Two more Sarah Palin books are coming out. “The Persecution of Sarah Palin” blames the media elite for Palin’s problems. “Sarah From Alaska” is sympathetic to the challenge Palin faced but argues that her lack of preparation contributed to her poor interview and debate performances. But neither book fully explains why Palin causes such derangement in many of her supporters and critics, a Washington Post book review argued.
In his Oct. 28 column, Cal Thomas compared the Obama administration’s complaints about Fox News to “dictators who desire control over the flow of information in order to enhance their power.” So, asked Jon Stewart of “The Daily Show,” does that mean Thomas also objected when the Bush administration leveled similar complaints last year about MSNBC? No. Thomas groused in May 2008 that the Bush administration waited until its last year in office to criticize media coverage. “They should have taken on the media a lot sooner,” Thomas said.
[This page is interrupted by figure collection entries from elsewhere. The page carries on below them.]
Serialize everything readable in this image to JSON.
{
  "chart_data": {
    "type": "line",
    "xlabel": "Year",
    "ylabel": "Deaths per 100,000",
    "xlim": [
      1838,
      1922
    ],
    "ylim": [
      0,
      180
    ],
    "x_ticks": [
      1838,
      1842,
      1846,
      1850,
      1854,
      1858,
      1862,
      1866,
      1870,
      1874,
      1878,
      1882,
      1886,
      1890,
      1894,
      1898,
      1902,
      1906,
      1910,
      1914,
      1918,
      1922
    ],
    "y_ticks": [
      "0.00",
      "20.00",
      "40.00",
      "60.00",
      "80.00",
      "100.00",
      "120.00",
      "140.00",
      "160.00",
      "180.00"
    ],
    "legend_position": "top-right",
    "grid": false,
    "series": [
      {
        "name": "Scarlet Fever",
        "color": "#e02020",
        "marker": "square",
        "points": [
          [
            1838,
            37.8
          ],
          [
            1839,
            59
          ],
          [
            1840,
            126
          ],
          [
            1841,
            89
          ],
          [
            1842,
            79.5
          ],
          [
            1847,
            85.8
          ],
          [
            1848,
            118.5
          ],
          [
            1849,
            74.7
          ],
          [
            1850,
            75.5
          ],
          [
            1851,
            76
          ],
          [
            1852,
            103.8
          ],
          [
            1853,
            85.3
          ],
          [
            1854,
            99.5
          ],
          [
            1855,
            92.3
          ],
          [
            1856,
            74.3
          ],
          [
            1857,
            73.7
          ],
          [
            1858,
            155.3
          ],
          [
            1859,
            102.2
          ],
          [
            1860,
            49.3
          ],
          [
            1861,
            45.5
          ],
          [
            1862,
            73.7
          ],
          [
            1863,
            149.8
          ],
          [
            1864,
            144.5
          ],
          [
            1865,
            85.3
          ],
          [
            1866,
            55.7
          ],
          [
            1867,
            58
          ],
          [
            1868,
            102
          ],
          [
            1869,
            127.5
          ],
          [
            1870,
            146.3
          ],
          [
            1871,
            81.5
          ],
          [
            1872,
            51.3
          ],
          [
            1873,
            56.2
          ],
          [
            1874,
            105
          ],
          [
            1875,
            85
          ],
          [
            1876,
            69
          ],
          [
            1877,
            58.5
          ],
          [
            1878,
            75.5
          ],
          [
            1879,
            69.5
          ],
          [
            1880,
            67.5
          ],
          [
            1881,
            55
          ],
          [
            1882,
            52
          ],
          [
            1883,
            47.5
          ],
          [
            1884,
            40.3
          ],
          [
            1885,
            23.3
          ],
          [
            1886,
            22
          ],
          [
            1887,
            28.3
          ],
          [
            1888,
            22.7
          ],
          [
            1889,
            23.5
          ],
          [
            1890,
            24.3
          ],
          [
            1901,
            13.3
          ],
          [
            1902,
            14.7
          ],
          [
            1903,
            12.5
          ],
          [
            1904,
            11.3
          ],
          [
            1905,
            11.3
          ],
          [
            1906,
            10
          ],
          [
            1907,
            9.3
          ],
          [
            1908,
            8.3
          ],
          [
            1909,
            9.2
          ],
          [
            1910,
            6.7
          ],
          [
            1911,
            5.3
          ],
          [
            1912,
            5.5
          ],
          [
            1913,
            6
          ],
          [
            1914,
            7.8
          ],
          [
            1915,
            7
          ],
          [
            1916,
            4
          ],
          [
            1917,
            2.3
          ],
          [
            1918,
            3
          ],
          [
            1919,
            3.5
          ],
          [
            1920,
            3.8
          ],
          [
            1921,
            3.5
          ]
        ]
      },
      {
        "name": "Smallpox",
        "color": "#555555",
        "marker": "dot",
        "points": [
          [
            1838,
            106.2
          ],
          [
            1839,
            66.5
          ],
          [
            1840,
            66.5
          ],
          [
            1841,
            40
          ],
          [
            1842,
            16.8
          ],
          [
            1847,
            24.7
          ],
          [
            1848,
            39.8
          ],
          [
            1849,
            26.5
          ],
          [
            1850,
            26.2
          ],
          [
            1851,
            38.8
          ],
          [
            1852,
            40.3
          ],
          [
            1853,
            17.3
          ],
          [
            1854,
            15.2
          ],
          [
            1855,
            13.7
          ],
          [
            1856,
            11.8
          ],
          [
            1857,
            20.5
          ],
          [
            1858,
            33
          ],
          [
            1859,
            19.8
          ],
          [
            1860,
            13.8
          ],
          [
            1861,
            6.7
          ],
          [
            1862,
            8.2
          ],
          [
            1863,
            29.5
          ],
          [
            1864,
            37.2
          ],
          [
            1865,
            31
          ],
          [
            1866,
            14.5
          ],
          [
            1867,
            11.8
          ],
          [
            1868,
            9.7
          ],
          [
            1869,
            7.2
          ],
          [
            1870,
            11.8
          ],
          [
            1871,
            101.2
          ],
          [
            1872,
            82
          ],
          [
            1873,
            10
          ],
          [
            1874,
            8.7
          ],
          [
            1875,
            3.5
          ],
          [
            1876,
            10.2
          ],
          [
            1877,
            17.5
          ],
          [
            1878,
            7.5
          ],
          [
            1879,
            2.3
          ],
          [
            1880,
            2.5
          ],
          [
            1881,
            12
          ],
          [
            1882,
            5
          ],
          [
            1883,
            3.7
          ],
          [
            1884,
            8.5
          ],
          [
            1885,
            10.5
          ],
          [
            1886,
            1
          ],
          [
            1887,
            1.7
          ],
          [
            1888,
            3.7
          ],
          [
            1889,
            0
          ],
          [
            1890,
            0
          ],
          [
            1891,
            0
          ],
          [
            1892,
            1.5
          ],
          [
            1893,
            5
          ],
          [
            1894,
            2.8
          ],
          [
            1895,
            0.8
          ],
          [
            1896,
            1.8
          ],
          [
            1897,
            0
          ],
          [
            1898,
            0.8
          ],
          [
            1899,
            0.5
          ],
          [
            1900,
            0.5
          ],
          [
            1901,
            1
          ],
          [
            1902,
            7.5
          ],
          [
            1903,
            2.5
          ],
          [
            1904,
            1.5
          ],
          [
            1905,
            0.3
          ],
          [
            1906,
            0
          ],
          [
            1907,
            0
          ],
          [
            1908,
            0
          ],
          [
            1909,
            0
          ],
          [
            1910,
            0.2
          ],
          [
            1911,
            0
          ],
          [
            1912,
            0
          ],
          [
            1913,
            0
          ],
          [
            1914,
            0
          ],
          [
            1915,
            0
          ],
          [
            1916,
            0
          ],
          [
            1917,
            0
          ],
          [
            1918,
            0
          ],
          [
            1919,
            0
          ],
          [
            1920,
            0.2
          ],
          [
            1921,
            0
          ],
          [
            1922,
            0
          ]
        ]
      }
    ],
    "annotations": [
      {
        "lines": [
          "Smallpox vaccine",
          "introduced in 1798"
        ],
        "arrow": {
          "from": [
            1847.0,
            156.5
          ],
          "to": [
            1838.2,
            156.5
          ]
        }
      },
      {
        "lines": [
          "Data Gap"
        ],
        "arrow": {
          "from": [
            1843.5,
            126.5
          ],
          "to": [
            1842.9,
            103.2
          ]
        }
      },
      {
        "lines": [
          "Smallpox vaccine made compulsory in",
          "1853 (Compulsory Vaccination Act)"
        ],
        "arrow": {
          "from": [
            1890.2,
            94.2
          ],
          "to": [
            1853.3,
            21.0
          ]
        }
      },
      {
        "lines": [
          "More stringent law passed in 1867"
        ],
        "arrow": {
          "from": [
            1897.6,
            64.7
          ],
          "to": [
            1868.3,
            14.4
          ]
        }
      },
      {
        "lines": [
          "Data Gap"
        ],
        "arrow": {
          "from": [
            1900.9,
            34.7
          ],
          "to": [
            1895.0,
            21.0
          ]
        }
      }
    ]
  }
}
An article in the Sunday Eagle about the strong competitive challenge that Brazil’s Embraer poses to Wichita’s planemakers brought to mind one frustration of flying certain routes in and out of Wichita Mid-Continent Airport: The American Airlines flights operated by American Eagle (to Chicago) and Chautauqua & Trans States (to St. Louis) and the Continental Express flights operated by ExpressJet Airlines (to Houston) all use Embraer regional jets. The flights and equipment help support Mid-Continent service, but it always feels wrong to be leaving or returning to the Air Capital of the World on a plane with no local ties. At least, as the article noted, Wichita planemakers also sell planes to buyers in Brazil.
Some parents understandably aren’t comforted or satisfied by the efforts of day care employees to keep Margaret E. Walker (in photo) from driving, because their children still ended up riding in a van driven by someone who was legally drunk, according to a police report. But the employees of Creative Connections Learning Center deserve credit for calling 911, particularly when they knew that doing so meant they would lose their jobs. “I knew once I call, we’re done,” teacher Lindsey White told The Eagle. The employees also called police and confronted their boss before she left, told her not to drive and attempted to take away the van keys, according to White.